Mundo das Palavras

O poeta queria ser comido por peixes

Ainda, hoje, quase quarenta anos após sua morte, Vinicius de Moraes continua sendo amado e admirado, como poucas pessoas foram ou são, na História da Cultura do Brasil. Algo natural para quem dedicou-se intensamente a cultivar o amor e a amizade entre os seres humanos, através de poemas e músicas sedutores. A morte do poeta, em julho de 1980, comoveu o País – registraram os jornais. De um modo, aparentemente, jamais imaginado pelo próprio Vinicius. Pois, em 1969, quando teve um AVC, ele escreveu uma carta-testamento destinada apenas a seus parentes próximos, com pedidos relacionados ao destino que queria dar a seu corpo, se viesse a morrer. E, todos eram impossíveis de serem atendidos, diante do respeito comovido que tanta gente tinha por ele. A seguir, os pedidos de Vinicius, no texto entregue à Christina Gurjão, com quem vivia, na época. O mais importante o poeta destacou usando maiúsculas:
 
“Escrevo isto, hoje, pensando, é claro, que não aconteça nada. Mas tive uma crise hipertensiva, e se, se vier outra, sempre pode dar num derrame e eu posso perder as faculdades de falar ou raciocinar, no sentido do que está exposto aqui.
 
Se eu ficar inválido a ponto de não poder me mover e pensar, matem-me, por favor! Eu faria o mesmo por vocês, palavra de pai, irmão, marido e avô. E até de sogro.
 
Uma injeçãozinha maneira não faz mal a ninguém, numa hora dessas.
 
Nem cego. Tenho horror a ficar cego, mesmo podendo escrever o ‘Paraíso Perdido’, como fez Milton. Mas eu não sou Milton, nem nada.

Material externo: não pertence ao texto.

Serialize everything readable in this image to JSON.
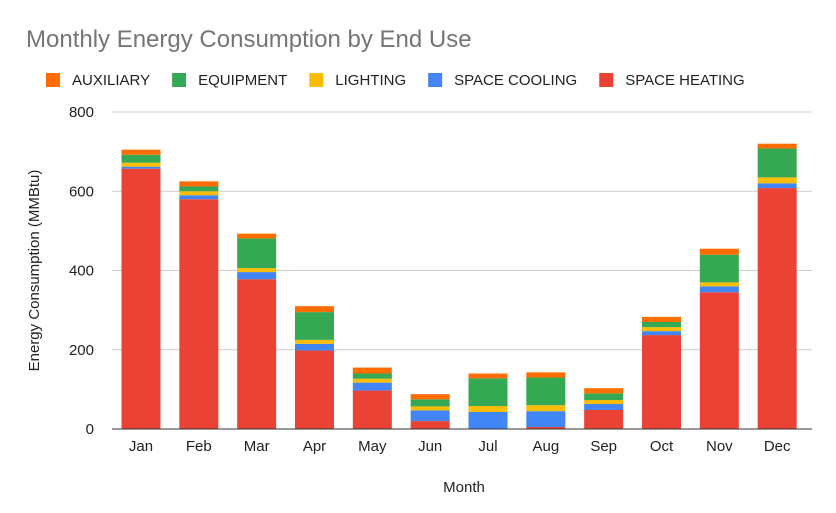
{
  "chart_data": {
    "type": "bar",
    "stacked": true,
    "title": "Monthly Energy Consumption by End Use",
    "xlabel": "Month",
    "ylabel": "Energy Consumption (MMBtu)",
    "ylim": [
      0,
      800
    ],
    "yticks": [
      0,
      200,
      400,
      600,
      800
    ],
    "grid": true,
    "legend_position": "top",
    "categories": [
      "Jan",
      "Feb",
      "Mar",
      "Apr",
      "May",
      "Jun",
      "Jul",
      "Aug",
      "Sep",
      "Oct",
      "Nov",
      "Dec"
    ],
    "series": [
      {
        "name": "SPACE HEATING",
        "color": "#ea4335",
        "values": [
          657,
          580,
          378,
          198,
          97,
          20,
          0,
          5,
          48,
          237,
          345,
          608
        ]
      },
      {
        "name": "SPACE COOLING",
        "color": "#4285f4",
        "values": [
          5,
          10,
          18,
          17,
          20,
          27,
          43,
          40,
          15,
          10,
          15,
          12
        ]
      },
      {
        "name": "LIGHTING",
        "color": "#fbbc04",
        "values": [
          10,
          10,
          10,
          10,
          10,
          10,
          15,
          15,
          10,
          10,
          10,
          15
        ]
      },
      {
        "name": "EQUIPMENT",
        "color": "#34a853",
        "values": [
          20,
          12,
          75,
          70,
          13,
          18,
          70,
          70,
          17,
          13,
          70,
          73
        ]
      },
      {
        "name": "AUXILIARY",
        "color": "#ff6d01",
        "values": [
          13,
          13,
          12,
          15,
          15,
          13,
          12,
          13,
          13,
          13,
          15,
          12
        ]
      }
    ],
    "legend_order": [
      "AUXILIARY",
      "EQUIPMENT",
      "LIGHTING",
      "SPACE COOLING",
      "SPACE HEATING"
    ]
  }
}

E esta é a minha última vontade que, espero, seja para vocês sagrada. Não me enterrem. Se houver alguma coisa ‘do outro lado’ – no que, até agora, não consigo acreditar -, eu amaldiçoarei vocês todos, se não fizerem esta última vontade minha.
 
Peguem meu corpo, joguem-no ao mar. Lá na Avenida Niemeyer, com dois pesos nos pés. Adoraria ser comida de peixe, como foi o Hart Crane.
 
Ou queimem-me, aí, num mato qualquer, com gasolina. Se não tiverem coragem de fazer isso, contratem um marginal que o tenha, mediante bom dinheiro.
 
MAS NÃO ME ENTERREM, PELO AMOR QUE VOCÊS TÊM POR MIM.
 
Em último caso – mas esta não é a minha vontade – mandem proceder a um embalsamento e só me enterrem depois de quarenta e oito horas de embalsamado.
 
Gostaria de ser velado, nesse caso, pelos estudantes, e que meu coração lhes fosse dado.
 
E de ser enterrado (depois do embalsamento e das quarenta e oito horas), ao som das escolas de samba e dos choros de Pixinguinha. Mas – insisto – prefiro ser jogado ao mar ou cremado.
 
E que houvesse alegria e não tristeza. Eu fiz o que pude”.